Pneumologie 2020; 74(05): 259
DOI: 10.1055/a-1140-2941
Leserbrief

Kommentar zu S. Meinrenken. COPD-Diagnose: FEV1:FVC-Grenzwert bestätigt sich in großen Studien. Pneumologie 2020; 74: 10

W. Windisch
,
C.-P. Criée
 

In der Pneumologie Heft 1, Januar 2020, wird die Studie von Bhatt SP et al. [1] in der Rubrik Pneumo-Fokus referiert. Wir können uns der Schlussfolgerung von Frau Dr. Meinrenken nicht anschließen, dass der Grenzwert der FEV1/FVC-Ratio von 0,7 gegenüber anderen Grenzwerten durch diese Studie zur Diagnose einer relevanten COPD gestützt wird. Die Gründe sind wie folgt:

  1. Es handelt sich bei den 24 207 ausgewerteten Protokollen um Teilnehmer aus 4 unterschiedlichen Kohorten. Lediglich bei 26 % (FEV1/FVC < 0,7) bzw. 15 % (FEV1:FVC < lower limit of normal/LLN) der Teilnehmer lag die für die Diagnose einer COPD zwingend notwendige spirometrische Obstruktion vor. Dabei waren wegen fehlender Reversibilitätstestungen asthmatische Patienten nicht ausgeschlossen [1].

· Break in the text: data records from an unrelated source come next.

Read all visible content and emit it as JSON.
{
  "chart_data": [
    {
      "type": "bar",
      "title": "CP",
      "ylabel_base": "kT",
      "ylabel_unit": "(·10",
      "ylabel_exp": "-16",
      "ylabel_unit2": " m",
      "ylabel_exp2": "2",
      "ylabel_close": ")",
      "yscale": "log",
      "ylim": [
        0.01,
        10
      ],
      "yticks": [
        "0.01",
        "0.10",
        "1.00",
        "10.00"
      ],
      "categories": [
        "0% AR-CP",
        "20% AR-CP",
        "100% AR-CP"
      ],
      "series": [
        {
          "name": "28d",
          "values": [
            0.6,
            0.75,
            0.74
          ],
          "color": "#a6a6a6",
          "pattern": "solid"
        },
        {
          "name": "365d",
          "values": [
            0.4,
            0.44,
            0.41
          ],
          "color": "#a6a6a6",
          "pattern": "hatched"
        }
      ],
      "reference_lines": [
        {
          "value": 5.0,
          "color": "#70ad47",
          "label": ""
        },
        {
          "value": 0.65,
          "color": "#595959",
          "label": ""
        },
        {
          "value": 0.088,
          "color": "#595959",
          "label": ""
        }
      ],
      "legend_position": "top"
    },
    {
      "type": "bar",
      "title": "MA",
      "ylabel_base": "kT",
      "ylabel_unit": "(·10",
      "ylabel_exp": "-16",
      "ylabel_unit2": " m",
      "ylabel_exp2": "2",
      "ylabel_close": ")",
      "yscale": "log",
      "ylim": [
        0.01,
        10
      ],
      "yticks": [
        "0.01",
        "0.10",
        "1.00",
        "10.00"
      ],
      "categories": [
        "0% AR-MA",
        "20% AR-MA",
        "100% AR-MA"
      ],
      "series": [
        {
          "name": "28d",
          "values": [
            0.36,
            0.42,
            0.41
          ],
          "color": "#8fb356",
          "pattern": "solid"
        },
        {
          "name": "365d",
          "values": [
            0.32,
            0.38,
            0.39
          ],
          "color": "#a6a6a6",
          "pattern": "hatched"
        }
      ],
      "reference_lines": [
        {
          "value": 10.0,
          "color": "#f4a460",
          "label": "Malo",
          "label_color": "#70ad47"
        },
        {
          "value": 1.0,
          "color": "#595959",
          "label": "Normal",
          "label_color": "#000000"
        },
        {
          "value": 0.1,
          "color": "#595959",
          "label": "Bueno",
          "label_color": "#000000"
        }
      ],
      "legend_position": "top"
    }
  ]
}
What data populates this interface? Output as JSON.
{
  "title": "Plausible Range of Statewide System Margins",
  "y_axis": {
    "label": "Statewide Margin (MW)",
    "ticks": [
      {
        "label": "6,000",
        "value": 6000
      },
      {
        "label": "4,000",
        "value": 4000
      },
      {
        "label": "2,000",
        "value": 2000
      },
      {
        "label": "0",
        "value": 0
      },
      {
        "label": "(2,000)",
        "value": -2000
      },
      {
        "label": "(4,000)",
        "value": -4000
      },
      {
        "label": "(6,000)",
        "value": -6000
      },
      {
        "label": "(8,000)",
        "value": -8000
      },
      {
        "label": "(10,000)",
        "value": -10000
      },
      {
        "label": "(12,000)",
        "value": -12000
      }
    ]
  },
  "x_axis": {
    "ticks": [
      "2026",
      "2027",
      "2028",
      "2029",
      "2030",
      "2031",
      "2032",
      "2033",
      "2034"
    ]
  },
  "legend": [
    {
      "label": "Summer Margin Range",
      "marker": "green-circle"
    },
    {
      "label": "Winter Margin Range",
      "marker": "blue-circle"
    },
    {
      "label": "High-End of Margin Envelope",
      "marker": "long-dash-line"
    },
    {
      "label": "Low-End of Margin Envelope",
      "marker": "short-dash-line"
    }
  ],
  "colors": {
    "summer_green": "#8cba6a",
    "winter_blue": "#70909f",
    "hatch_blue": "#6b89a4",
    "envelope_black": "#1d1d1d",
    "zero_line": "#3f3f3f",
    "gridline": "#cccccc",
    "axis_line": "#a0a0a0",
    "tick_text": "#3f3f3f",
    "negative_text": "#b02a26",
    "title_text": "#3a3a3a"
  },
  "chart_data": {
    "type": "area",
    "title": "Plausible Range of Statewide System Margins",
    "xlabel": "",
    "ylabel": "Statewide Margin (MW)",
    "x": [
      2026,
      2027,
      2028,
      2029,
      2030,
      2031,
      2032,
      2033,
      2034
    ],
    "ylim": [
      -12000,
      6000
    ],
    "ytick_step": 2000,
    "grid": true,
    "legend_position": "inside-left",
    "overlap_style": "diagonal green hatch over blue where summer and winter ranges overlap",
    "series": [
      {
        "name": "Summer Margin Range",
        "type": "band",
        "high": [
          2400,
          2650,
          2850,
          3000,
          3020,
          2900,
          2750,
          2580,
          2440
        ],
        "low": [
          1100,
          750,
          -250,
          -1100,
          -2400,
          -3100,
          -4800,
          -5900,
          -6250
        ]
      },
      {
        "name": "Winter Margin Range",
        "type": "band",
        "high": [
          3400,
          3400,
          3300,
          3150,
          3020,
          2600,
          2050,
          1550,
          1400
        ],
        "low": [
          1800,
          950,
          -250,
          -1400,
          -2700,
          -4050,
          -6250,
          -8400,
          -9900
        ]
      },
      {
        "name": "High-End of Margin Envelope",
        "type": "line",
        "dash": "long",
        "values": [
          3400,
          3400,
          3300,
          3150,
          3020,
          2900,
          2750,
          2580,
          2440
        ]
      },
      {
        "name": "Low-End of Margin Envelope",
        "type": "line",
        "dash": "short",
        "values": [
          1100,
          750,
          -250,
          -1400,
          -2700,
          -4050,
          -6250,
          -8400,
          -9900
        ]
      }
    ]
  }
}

  2. Die Kriterien für das Vorliegen einer relevanten COPD waren respiratorische Ereignisse, die zur Hospitalisierung oder Mortalität in einer im Mittel 15-jährigen Beobachtungszeit führten (incidence density rate IDR) und wenn die Diagnose COPD kodiert war. 43 % der respiratorischen Ereignisse betrafen Patienten mit einem FEV1:FVC-Quotienten von > 0,7 (10 % sogar mit > 0,8), sodass die Diagnose COPD falsch kodiert war [1].

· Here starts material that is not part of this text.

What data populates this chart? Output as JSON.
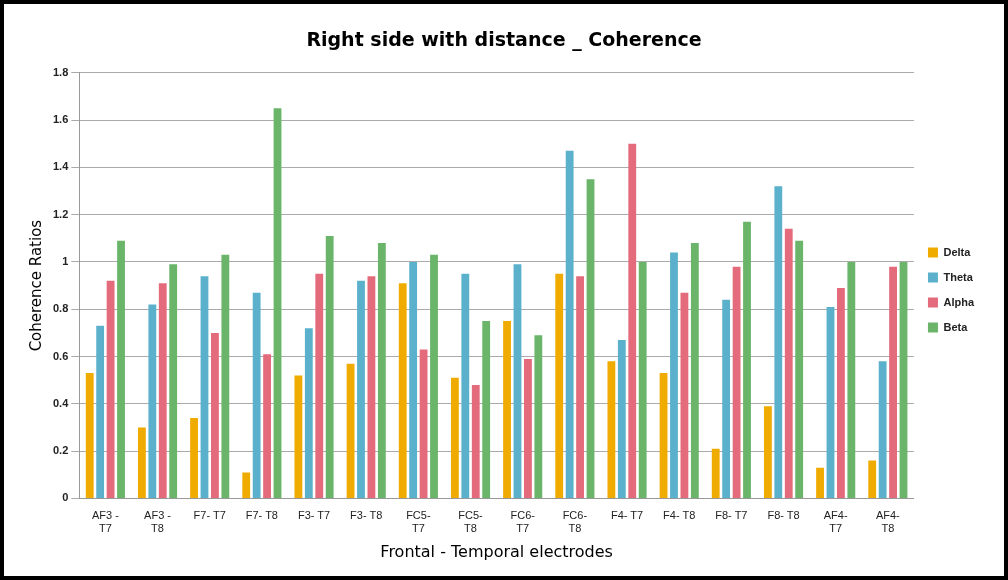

  3. Die COPD ist hinsichtlich der Patienten-relevanten Bedingungen vor allen Dingen durch chronische Symptome (vorzugsweise Luftnot) und Einschränkungen der Lebensqualität gekennzeichnet. Nur ein kleinerer Teil der Patienten hat Exazerbationen – ca. 26 % in der DACCORD-Population (N = 5924) im Verlauf von 6 Monaten vor Studieneinschluss, wobei die Hospitalisierungsrate hier bei unter 5 % lag [2]. Eine Behandlung der COPD erfolgt vorzugsweise zur Kontrolle von Symptomen. Eine Definition der COPD anhand von Grenzwerten für den FEV1:FVC-Quotienten allein auf der Basis von Hospitalisierungs- und Mortalitätsraten trägt somit der primären klinischen Präsentation der Patienten keinesfalls Rechnung.

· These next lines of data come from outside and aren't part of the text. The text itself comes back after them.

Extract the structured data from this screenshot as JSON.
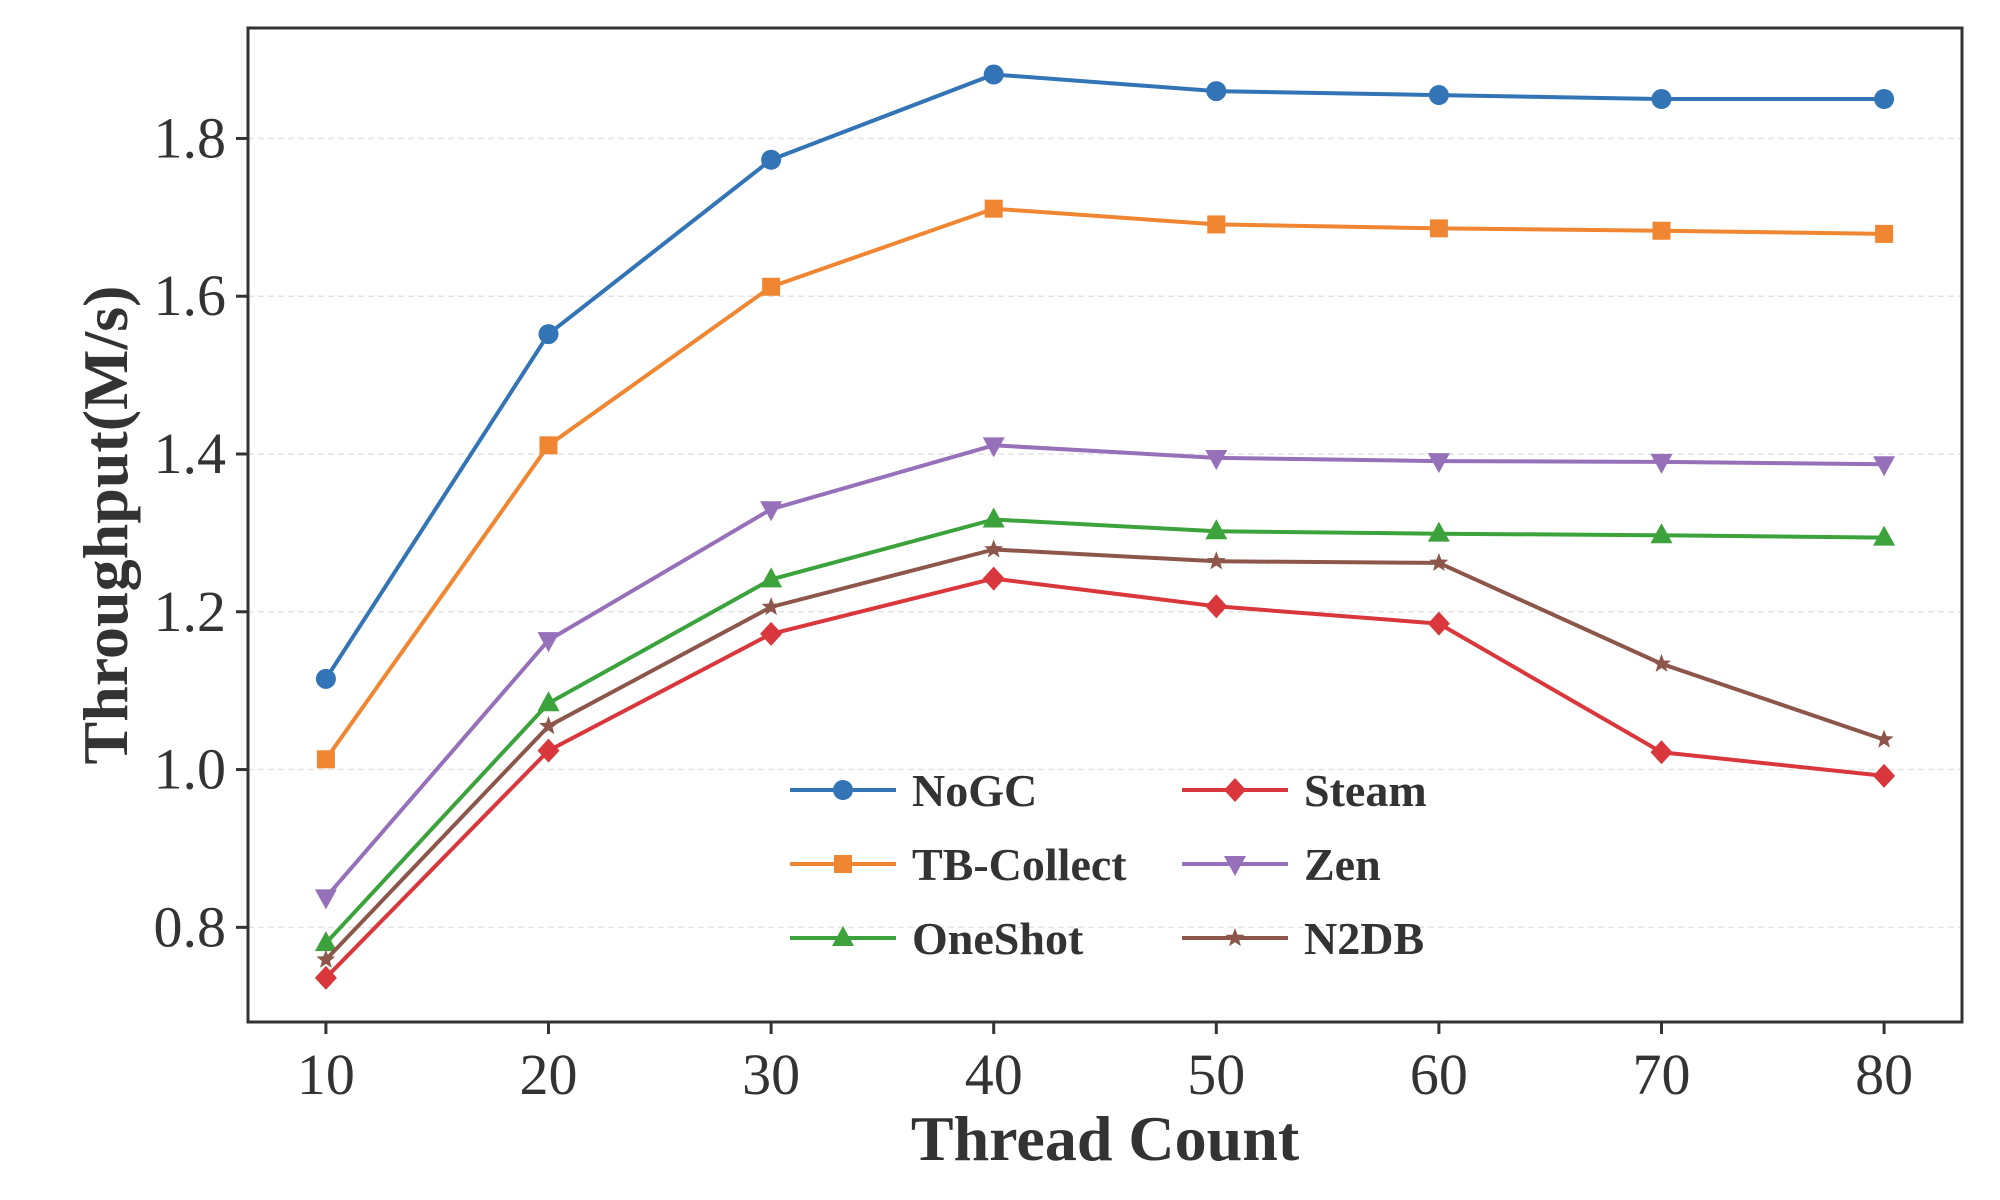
{
  "chart_data": {
    "type": "line",
    "title": "",
    "xlabel": "Thread Count",
    "ylabel": "Throughput(M/s)",
    "x": [
      10,
      20,
      30,
      40,
      50,
      60,
      70,
      80
    ],
    "xticks": [
      "10",
      "20",
      "30",
      "40",
      "50",
      "60",
      "70",
      "80"
    ],
    "xlim": [
      6.5,
      83.5
    ],
    "yticks": [
      "0.8",
      "1.0",
      "1.2",
      "1.4",
      "1.6",
      "1.8"
    ],
    "ylim": [
      0.68,
      1.94
    ],
    "grid": "horizontal, dashed, light",
    "legend": {
      "position": "lower-center",
      "columns": 2
    },
    "series": [
      {
        "name": "NoGC",
        "color": "#3274b5",
        "marker": "circle",
        "values": [
          1.115,
          1.552,
          1.773,
          1.881,
          1.86,
          1.855,
          1.85,
          1.85
        ]
      },
      {
        "name": "TB-Collect",
        "color": "#f08632",
        "marker": "square",
        "values": [
          1.013,
          1.411,
          1.612,
          1.711,
          1.691,
          1.686,
          1.683,
          1.679
        ]
      },
      {
        "name": "OneShot",
        "color": "#3ca23c",
        "marker": "triangle-up",
        "values": [
          0.78,
          1.084,
          1.241,
          1.317,
          1.302,
          1.299,
          1.297,
          1.294
        ]
      },
      {
        "name": "Steam",
        "color": "#d9373b",
        "marker": "diamond",
        "values": [
          0.736,
          1.024,
          1.172,
          1.242,
          1.207,
          1.185,
          1.022,
          0.992
        ]
      },
      {
        "name": "Zen",
        "color": "#9670b8",
        "marker": "triangle-down",
        "values": [
          0.838,
          1.164,
          1.33,
          1.411,
          1.395,
          1.391,
          1.39,
          1.387
        ]
      },
      {
        "name": "N2DB",
        "color": "#8c564b",
        "marker": "star",
        "values": [
          0.759,
          1.055,
          1.206,
          1.279,
          1.264,
          1.262,
          1.134,
          1.038
        ]
      }
    ]
  }
}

Natürlich ist es methodisch nicht gerechtfertigt, an einem Kollektiv mit maximal 26 % COPD-Patienten und 43 % fälschlich auf eine COPD zurückgeführten Ereignissen einen spirometrischen Grenzwert für eine COPD zu entwickeln.

Patienten mit chronischen Atemwegssymptomen entwickeln auch ohne spirometrische Obstruktion entsprechende respiratorische Ereignisse [3]. Dies dürfte der Grund für die klinische Überschätzung der COPD in 30 – 60 % in Kohortenstudien sein [4] [5]. Andererseits werden aber auch für die COPD typische Funktionsstörungen der Überblähung und Diffusion international nicht zur COPD-Diagnose verwendet [6].

Ein unbestreitbares Ergebnis der vorliegenden Studie ist aber, dass bei den Patienten mit COPD der Grenzwert FEV1:FVC < LLN einen weitaus schlechteren Verlauf der Erkrankung prognostiziert als der Grenzwert < 0,7 (IDR 35,0 vs. 17,5).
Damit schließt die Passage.